Das Problem tritt nur auf wenn ein Freund versucht auf mich zu connecten, sei es übers Internet oder dem Netzwerk.


----------



## Neurodeamon (14. März 2005)

NoVeK hat gesagt.:
			
		

> Mein Gott, meint ihr ich bin blöd?


Wir sind so nett, ja. Nein, mal im Ernst - kann hier ja keiner Deinen Wissensstand in der Glaskugel sehen, hat mal wieder Störung. Nach einiger Zeit tendiert jeder dazu Poster zu unterschätzen, das ist nur natürlich 

Bist Du sicher, das es sich um ein Serverproblem handelt? Werden CSS und Bilder bei JEDEM externen User nicht geladen oder hast Du das nur über den einen Freund getestet?
Hast Du versucht die CSS-Dateien per Hand im Browser (bei Deinem Freund) aufzurufen? Ich kann mir nicht vorstellen, das die Dateien nicht geladen werden und könnte mir das nur über eine total verkorkste httpd.conf erklären :suspekt:

Aber wir haben zu wenig Input Deinerseits um eine aussagekräftige und treffende Antwort zu verfassen. Wäre besser, wenn man sich das mal selbst anschauen könnte, bzw. den Inhalt der httpd.conf zu sehen (kannst die Datei gerne als Anhang in diesen Thread posten - wir schauen 'nei).


----------



## NoVeK (14. März 2005)

Sorry, da hast du sicherlich recht. Ich finde es sollte mal eine Seite geben wo ein User sein Wissenstand eintragen kann. So das man die Leute besser einschätzen kann. 

Wie gesagt das Problem habe ich seit ich mit XAMMP arbeite, PHPTRIAD hatte prima geklappt. Aufgefallen ist mir das Problem als ich im Netzwerk meine Seite präsentieren wollte und später dann als ich einige Kumpels über Internet connecten lassen wollte.

An der Firewall oder Vierenscanner liegt es schonmal nicht, denn sogar als ich diese deacktivert hatte war der Fehler noch da. Auch gabs keine Fehler bezüglich Apache in den Firewall Logfiles.

Naja hier mein httpd.conf


----------



## Neurodeamon (15. März 2005)

Hmm, die httpd.conf scheint ok zu sein. Ich würde gerne mal selbst mal die Seiten auf Deinem Server anschauen, ob das auch bei mir ohne alles dargestellt wird.


----------



## Dennis Wronka (16. März 2005)

NoVeK hat gesagt.:
			
		

> Sorry, da hast du sicherlich recht. Ich finde es sollte mal eine Seite geben wo ein User sein Wissenstand eintragen kann. So das man die Leute besser einschätzen kann.
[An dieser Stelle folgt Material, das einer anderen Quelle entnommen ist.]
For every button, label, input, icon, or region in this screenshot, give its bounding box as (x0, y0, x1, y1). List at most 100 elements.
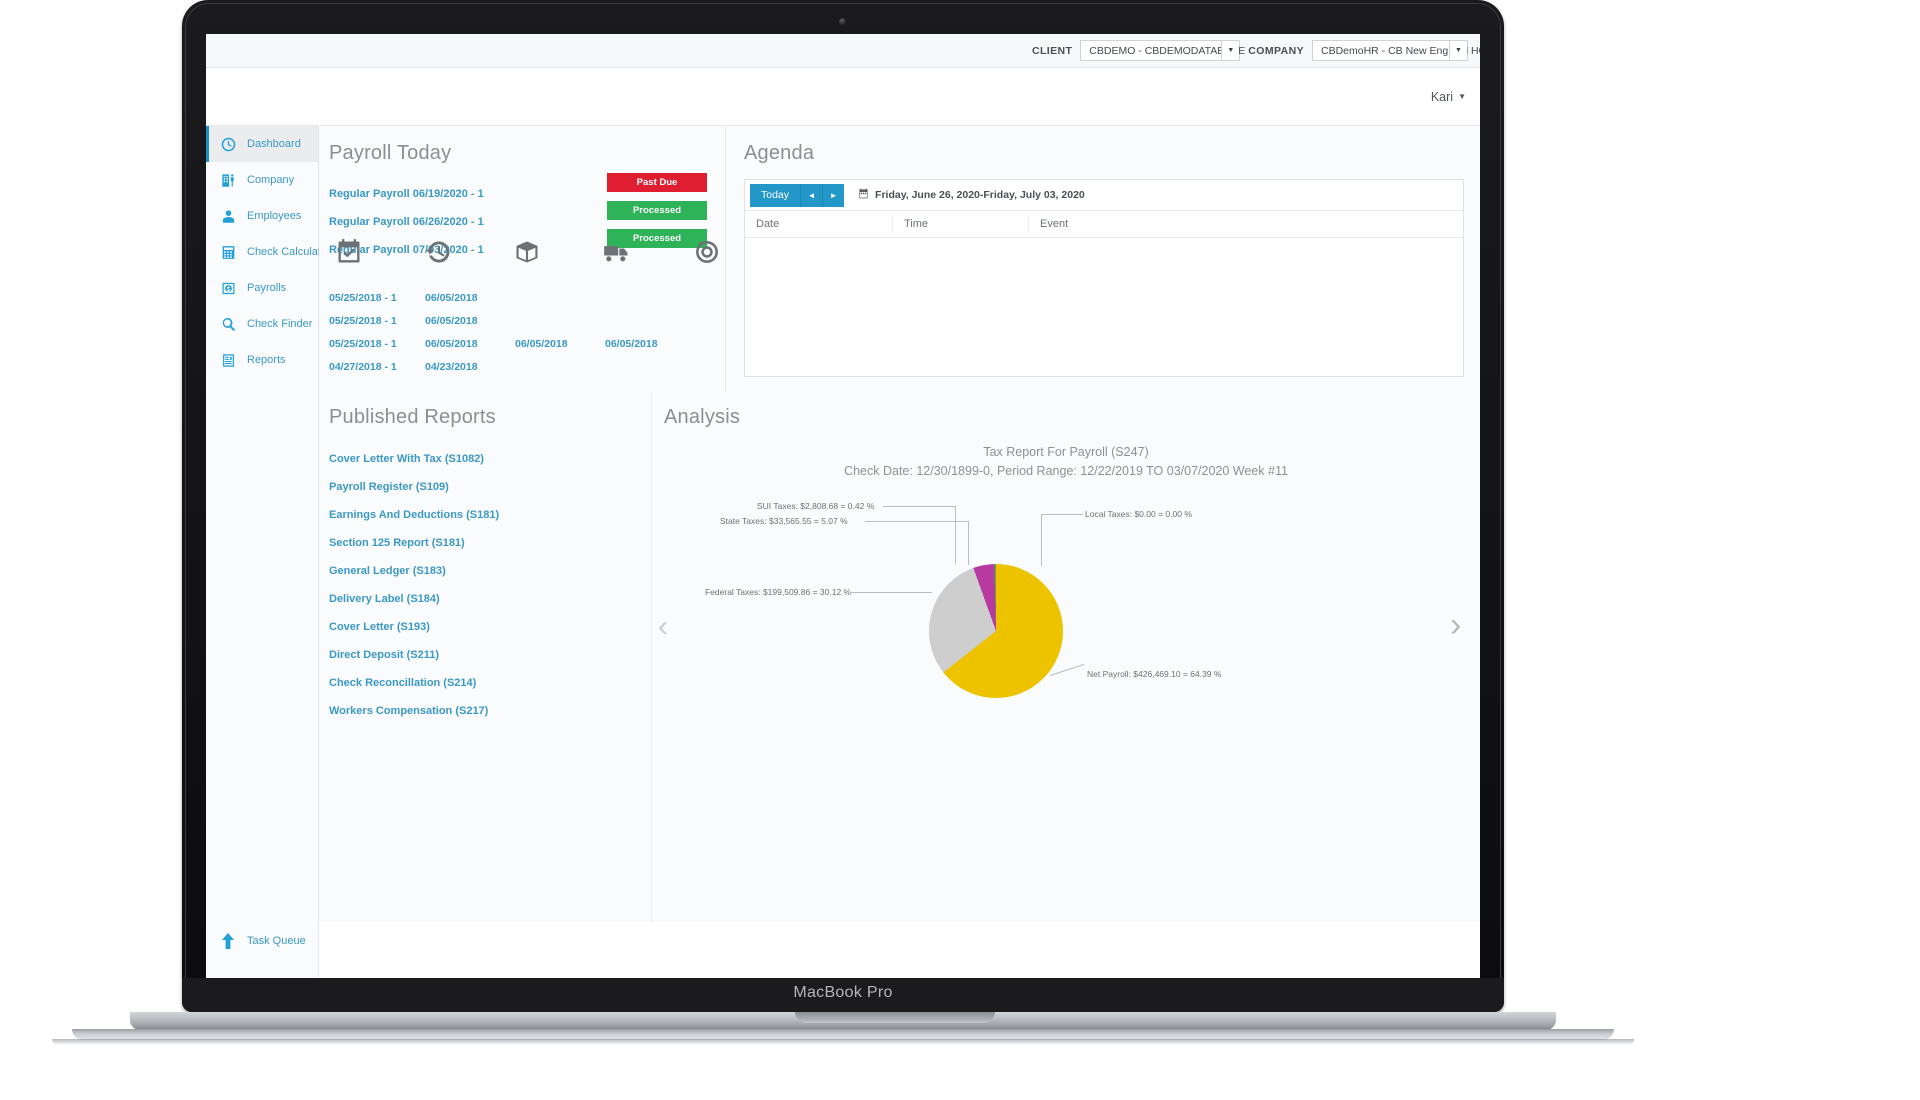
sidebar-item-payrolls[interactable]: Payrolls (206, 270, 318, 306)
agenda-table-body (745, 238, 1463, 376)
sidebar: Dashboard Company Employees Check Calculato… (206, 126, 331, 978)
payroll-link[interactable]: Regular Payroll 06/19/2020 - 1 (329, 188, 484, 200)
report-link[interactable]: Delivery Label (S184) (329, 593, 440, 605)
report-row: General Ledger (S183) (329, 557, 651, 585)
sidebar-item-dashboard[interactable]: Dashboard (206, 126, 318, 162)
report-link[interactable]: Workers Compensation (S217) (329, 705, 488, 717)
laptop-base-notch (795, 1012, 995, 1023)
chevron-right-icon[interactable]: › (1450, 608, 1461, 642)
sidebar-item-company[interactable]: Company (206, 162, 318, 198)
chevron-left-icon[interactable]: ‹ (658, 612, 668, 642)
status-badge[interactable]: Past Due (607, 173, 707, 192)
target-bullseye-icon[interactable] (693, 238, 721, 271)
sidebar-item-employees[interactable]: Employees (206, 198, 318, 234)
sidebar-item-check-finder[interactable]: Check Finder (206, 306, 318, 342)
sidebar-item-reports[interactable]: Reports (206, 342, 318, 378)
sidebar-item-task-queue[interactable]: Task Queue (206, 924, 319, 958)
agenda-column-date: Date (745, 218, 893, 230)
leader-line-state-v (968, 521, 969, 565)
report-row: Earnings And Deductions (S181) (329, 501, 651, 529)
report-link[interactable]: Payroll Register (S109) (329, 481, 449, 493)
date-row: 05/25/2018 - 1 06/05/2018 (329, 315, 719, 338)
agenda-table-header: Date Time Event (745, 211, 1463, 238)
report-row: Section 125 Report (S181) (329, 529, 651, 557)
report-link[interactable]: Section 125 Report (S181) (329, 537, 465, 549)
sidebar-item-label: Dashboard (247, 138, 301, 150)
report-row: Cover Letter With Tax (S1082) (329, 445, 651, 473)
sidebar-item-label: Check Finder (247, 318, 313, 330)
agenda-column-time: Time (893, 218, 1029, 230)
agenda-toolbar: Today ◄ ► Friday, June 26, 2020-Friday, … (745, 180, 1463, 211)
agenda-range-wrap: Friday, June 26, 2020-Friday, July 03, 2… (858, 186, 1085, 204)
pie-label-net-payroll: Net Payroll: $426,469.10 = 64.39 % (1087, 669, 1222, 679)
date-cell[interactable]: 05/25/2018 - 1 (329, 338, 397, 350)
date-cell[interactable]: 06/05/2018 (425, 338, 478, 350)
agenda-column-event: Event (1040, 218, 1069, 230)
employee-person-icon (220, 208, 236, 224)
published-reports-list: Cover Letter With Tax (S1082) Payroll Reg… (329, 445, 651, 725)
client-select[interactable]: CBDEMO - CBDEMODATABASE ▼ (1080, 40, 1245, 61)
delivery-truck-icon[interactable] (603, 238, 631, 271)
laptop-chin: MacBook Pro (182, 978, 1504, 1012)
search-magnifier-icon (220, 316, 236, 332)
report-link[interactable]: General Ledger (S183) (329, 565, 446, 577)
leader-line-local-v (1041, 514, 1042, 566)
date-cell[interactable]: 04/27/2018 - 1 (329, 361, 397, 373)
context-bar: CLIENT CBDEMO - CBDEMODATABASE ▼ COMPANY… (206, 34, 1480, 68)
upload-arrow-icon (220, 933, 236, 949)
date-cell[interactable]: 06/05/2018 (425, 292, 478, 304)
report-link[interactable]: Earnings And Deductions (S181) (329, 509, 499, 521)
report-link[interactable]: Check Reconcillation (S214) (329, 677, 476, 689)
sidebar-item-check-calculator[interactable]: Check Calculator (206, 234, 331, 270)
chart-subtitle: Check Date: 12/30/1899-0, Period Range: … (844, 464, 1288, 478)
status-badge[interactable]: Processed (607, 201, 707, 220)
agenda-next-button[interactable]: ► (822, 183, 845, 207)
report-link[interactable]: Cover Letter With Tax (S1082) (329, 453, 484, 465)
laptop-screen: CLIENT CBDEMO - CBDEMODATABASE ▼ COMPANY… (206, 34, 1480, 978)
content-filler (319, 922, 1480, 978)
date-cell[interactable]: 04/23/2018 (425, 361, 478, 373)
payroll-status-icon-row (335, 238, 718, 278)
agenda-panel: Agenda Today ◄ ► Friday, June 26, 2020-F… (726, 126, 1480, 392)
pie-wrap (929, 564, 1063, 698)
leader-line-sui (883, 506, 955, 507)
agenda-date-range: Friday, June 26, 2020-Friday, July 03, 2… (875, 189, 1085, 201)
clock-history-icon[interactable] (425, 238, 453, 271)
date-cell[interactable]: 06/05/2018 (425, 315, 478, 327)
leader-line-state (865, 521, 968, 522)
agenda-box: Today ◄ ► Friday, June 26, 2020-Friday, … (744, 179, 1464, 377)
payroll-link[interactable]: Regular Payroll 06/26/2020 - 1 (329, 216, 484, 228)
chevron-down-icon[interactable]: ▼ (1221, 41, 1240, 60)
calculator-icon (220, 244, 236, 260)
chevron-down-icon[interactable]: ▼ (1449, 41, 1467, 60)
report-row: Workers Compensation (S217) (329, 697, 651, 725)
analysis-panel: Analysis Tax Report For Payroll (S247) C… (652, 392, 1480, 922)
laptop-device: CLIENT CBDEMO - CBDEMODATABASE ▼ COMPANY… (52, 0, 1634, 1045)
agenda-today-button[interactable]: Today (750, 183, 801, 207)
sidebar-item-label: Task Queue (247, 935, 306, 947)
calendar-icon (858, 186, 869, 204)
user-menu[interactable]: Kari ▼ (1431, 90, 1466, 104)
device-wordmark: MacBook Pro (793, 984, 893, 1001)
report-link[interactable]: Cover Letter (S193) (329, 621, 430, 633)
company-value: CBDemoHR - CB New England HCM (1321, 44, 1480, 57)
payroll-date-grid: 05/25/2018 - 1 06/05/2018 05/25/2018 - 1 06… (329, 292, 719, 384)
date-cell[interactable]: 06/05/2018 (605, 338, 658, 350)
pie-label-sui: SUI Taxes: $2,808.68 = 0.42 % (757, 501, 875, 511)
chart-title: Tax Report For Payroll (S247) (983, 445, 1149, 459)
dashboard-clock-icon (220, 136, 236, 152)
company-label: COMPANY (1248, 44, 1304, 57)
report-link[interactable]: Direct Deposit (S211) (329, 649, 439, 661)
company-select[interactable]: CBDemoHR - CB New England HCM ▼ (1312, 40, 1480, 61)
agenda-prev-button[interactable]: ◄ (800, 183, 823, 207)
calendar-check-icon[interactable] (335, 238, 363, 271)
laptop-base-shadow (52, 1039, 1634, 1045)
report-row: Check Reconcillation (S214) (329, 669, 651, 697)
date-cell[interactable]: 05/25/2018 - 1 (329, 315, 397, 327)
dashboard-content: Payroll Today Regular Payroll 06/19/2020… (319, 126, 1480, 978)
date-cell[interactable]: 05/25/2018 - 1 (329, 292, 397, 304)
user-bar: Kari ▼ (206, 68, 1480, 126)
date-cell[interactable]: 06/05/2018 (515, 338, 568, 350)
package-box-icon[interactable] (513, 238, 541, 271)
pie-label-local: Local Taxes: $0.00 = 0.00 % (1085, 509, 1192, 519)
Auch wenn das jetzt ein wenig   wird will ich dazu mal was sagen.
Das Problem dabei ist, dass sich dabei viele ueberschaetzen, oder schlimmer, einfach uebertreiben, bzw. luegen wuerden. Damit ich keinem geholfen.
Ich denke am besten kann man den Wissensstand eines Users anhand seiner Postings einschaetzen. Wenn das Posting entsprechend detailliert gestellt ist, mit einer ordentlichen Beschreibung des Vorhabens, moeglichst vollstaendiger Fehlerbeschreibung und vielleicht Source-Codes/Config-Files oder aehnlichem (je nachdem worum es denn geht).


----------



## NoVeK (16. März 2005)

Da gebe ich dir recht, mir kam auch der Gedanke das man auf so einer Seite einfach Lügen könnte. Dann kam ich auf die Idee das man vieleicht auf so einer Seite User bewertet und der Admin und WebWorkers dort die Leistungsdaten auf den durchschnitt der Leistungen der Bewertungen anpassen.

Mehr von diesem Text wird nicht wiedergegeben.